Figure 7Superimposed structures of pairs of RBPs in RNA-complexed structure and their unbound monomeric forms. Figure on the left shows complexed and unbound monomeric pairs of 30S ribosomal protein S16 (Complex PDB ID 1hnw_P in red, unbound PDB ID 1emw_A in blue) and on the right a pair of Zinc finger structures in complex (1un6_B, blue) and unbound forms (2j7j_A, red) have been shown. Dipole and quadrupole moment values for Ribosomal protein S16 remain almost unchanged despite undergoing conformational changes (Table 5), whereas zinc finger pairs show a significant difference in the two variations. However, this protein (zinc finger) is a rare example of very large conformational changes in RBPs and in the compared pairs in Table 4, is the only exception to all other pairs, where complex and unbound structures have similar values of moments. This exception was further analyzed to reveal that the moments in the individual domains remain largely unchanged.
Electric moments of three domains in Zinc finger, which undergoes very large conformational change.

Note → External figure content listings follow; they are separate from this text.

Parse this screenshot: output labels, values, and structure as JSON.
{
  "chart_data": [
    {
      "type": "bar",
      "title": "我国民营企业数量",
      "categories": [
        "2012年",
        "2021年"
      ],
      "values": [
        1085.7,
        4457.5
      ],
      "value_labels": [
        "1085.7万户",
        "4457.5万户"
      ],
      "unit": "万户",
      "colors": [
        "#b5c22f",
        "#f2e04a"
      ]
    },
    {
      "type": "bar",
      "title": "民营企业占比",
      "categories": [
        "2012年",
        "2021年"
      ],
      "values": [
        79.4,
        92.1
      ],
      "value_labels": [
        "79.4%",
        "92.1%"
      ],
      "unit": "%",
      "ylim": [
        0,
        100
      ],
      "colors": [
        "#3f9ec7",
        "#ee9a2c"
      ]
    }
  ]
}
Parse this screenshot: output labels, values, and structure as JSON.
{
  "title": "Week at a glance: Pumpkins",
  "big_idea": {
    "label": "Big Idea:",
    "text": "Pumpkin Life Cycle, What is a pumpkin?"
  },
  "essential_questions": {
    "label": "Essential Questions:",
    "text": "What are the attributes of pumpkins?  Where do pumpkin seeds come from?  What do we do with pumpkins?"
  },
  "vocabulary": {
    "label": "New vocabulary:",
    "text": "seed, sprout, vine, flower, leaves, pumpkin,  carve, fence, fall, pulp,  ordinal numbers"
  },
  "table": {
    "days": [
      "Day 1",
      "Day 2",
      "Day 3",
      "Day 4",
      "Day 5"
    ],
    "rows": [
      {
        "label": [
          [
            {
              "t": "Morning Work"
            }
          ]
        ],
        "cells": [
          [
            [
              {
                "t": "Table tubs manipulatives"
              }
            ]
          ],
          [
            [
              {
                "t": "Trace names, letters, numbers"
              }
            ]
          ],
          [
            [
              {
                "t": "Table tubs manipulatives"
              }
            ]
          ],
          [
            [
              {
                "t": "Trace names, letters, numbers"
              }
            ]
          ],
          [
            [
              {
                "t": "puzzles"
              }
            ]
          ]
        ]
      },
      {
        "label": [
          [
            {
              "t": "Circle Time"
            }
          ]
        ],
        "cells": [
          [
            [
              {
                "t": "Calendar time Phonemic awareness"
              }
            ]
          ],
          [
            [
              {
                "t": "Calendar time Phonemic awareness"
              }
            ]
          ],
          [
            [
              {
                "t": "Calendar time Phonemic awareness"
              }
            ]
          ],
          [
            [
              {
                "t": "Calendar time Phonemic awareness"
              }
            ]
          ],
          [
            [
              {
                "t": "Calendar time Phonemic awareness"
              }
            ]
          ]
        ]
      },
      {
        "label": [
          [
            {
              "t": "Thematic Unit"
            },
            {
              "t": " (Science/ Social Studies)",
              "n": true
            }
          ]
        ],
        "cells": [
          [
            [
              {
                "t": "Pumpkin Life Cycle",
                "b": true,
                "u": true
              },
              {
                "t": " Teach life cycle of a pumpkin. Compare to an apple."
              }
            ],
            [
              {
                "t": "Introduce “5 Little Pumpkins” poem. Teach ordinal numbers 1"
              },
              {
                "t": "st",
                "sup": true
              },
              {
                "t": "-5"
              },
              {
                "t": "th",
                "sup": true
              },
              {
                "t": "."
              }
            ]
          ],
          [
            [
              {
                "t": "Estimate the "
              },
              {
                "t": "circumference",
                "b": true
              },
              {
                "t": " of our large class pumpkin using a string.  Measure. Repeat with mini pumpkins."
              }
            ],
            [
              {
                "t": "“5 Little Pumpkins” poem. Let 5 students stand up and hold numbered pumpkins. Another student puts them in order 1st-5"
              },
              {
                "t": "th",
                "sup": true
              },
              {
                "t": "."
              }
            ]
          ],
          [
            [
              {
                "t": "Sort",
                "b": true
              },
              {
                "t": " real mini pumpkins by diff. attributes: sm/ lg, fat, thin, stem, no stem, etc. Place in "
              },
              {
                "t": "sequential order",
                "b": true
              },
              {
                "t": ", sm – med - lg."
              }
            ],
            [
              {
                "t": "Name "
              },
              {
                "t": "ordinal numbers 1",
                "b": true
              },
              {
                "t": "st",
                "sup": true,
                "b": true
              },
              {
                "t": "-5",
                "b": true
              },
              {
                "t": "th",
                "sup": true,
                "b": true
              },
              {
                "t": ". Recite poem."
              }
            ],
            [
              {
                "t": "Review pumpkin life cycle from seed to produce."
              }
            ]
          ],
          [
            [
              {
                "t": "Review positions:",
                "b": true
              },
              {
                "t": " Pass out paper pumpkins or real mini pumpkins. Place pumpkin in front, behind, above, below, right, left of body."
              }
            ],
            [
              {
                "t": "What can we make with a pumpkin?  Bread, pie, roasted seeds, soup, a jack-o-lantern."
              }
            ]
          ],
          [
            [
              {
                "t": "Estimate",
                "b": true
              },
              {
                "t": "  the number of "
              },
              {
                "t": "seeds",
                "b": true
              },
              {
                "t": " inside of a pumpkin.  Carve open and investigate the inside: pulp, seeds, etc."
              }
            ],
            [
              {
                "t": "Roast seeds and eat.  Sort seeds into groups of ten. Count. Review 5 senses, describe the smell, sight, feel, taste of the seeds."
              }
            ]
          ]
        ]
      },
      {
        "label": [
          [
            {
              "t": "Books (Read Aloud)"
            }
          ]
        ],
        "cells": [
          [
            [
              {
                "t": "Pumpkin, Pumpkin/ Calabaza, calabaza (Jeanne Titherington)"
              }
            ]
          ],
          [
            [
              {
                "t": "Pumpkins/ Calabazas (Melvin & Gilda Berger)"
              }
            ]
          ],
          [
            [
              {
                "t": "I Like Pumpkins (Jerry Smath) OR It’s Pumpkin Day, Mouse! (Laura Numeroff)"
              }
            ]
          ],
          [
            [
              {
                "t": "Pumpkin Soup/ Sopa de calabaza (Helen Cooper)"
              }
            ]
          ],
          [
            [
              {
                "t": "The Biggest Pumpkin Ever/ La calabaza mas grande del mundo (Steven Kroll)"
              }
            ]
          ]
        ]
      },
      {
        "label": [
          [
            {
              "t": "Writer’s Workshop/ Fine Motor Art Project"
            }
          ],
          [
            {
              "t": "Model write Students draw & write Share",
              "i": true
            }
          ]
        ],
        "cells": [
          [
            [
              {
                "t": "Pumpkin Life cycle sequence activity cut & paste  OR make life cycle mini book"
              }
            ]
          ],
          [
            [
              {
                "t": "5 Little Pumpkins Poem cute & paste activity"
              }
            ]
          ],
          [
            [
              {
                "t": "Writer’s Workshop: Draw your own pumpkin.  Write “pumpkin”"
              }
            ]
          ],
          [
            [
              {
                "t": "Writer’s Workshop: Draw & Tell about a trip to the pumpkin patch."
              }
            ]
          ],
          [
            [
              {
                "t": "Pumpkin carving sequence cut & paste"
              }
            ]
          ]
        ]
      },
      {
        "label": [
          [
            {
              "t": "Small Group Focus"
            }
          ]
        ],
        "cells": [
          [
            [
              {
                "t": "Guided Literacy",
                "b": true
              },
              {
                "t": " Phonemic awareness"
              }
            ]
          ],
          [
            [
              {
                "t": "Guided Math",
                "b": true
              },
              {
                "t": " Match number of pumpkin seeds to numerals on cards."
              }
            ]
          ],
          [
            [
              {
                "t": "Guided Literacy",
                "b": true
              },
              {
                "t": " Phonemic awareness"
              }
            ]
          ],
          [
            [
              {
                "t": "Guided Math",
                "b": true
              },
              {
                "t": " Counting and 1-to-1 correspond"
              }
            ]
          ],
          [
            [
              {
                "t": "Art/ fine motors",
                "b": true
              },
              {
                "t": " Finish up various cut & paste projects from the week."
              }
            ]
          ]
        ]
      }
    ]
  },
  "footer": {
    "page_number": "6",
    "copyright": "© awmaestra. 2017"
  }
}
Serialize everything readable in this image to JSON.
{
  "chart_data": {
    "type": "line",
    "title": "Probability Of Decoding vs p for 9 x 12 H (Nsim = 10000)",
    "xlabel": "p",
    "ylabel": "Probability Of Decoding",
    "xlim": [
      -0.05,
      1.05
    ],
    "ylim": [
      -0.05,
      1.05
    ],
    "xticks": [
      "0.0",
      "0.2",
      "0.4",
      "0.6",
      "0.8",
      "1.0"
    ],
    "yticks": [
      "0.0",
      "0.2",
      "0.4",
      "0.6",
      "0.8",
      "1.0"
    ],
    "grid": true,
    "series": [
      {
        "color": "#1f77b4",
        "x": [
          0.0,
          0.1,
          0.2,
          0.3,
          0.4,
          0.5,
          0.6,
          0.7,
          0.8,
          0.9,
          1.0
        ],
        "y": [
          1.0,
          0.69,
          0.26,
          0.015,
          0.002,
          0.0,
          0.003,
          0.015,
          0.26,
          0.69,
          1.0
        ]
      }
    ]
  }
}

| Domain | Dipole moment (bound; 1un6) | Dipole moment (unbound; 2j7j) | Quadrupole moment (bound; 1un6) | Quardrupole moment (unbound; 2j7j) |
|---|---|---|---|---|
| Domain I (1-28) | 5.5 | 5.4 | 5.1 | 5.3 |
| DomainII (29-57) | 6.0 | 6.0 | 7.6 | 6.2 |
| Domain III (58-87) | 3.3 | 3.6 | 4.3 | 4.8 |
Figure 8Distribution of positively charged (Lys and Arg) residues (blue surface filled) and negatively charged (Asp and Glu) residues (red surface filled) in HI1333, a hypothetical protein from Haemophilus influenzae (PDB ID 1JO0) from the protein data bank. Protein has a significantly high dipole moment and its RNA-binding region seems to be clearly separated from the negatively charged region by a vertical plane.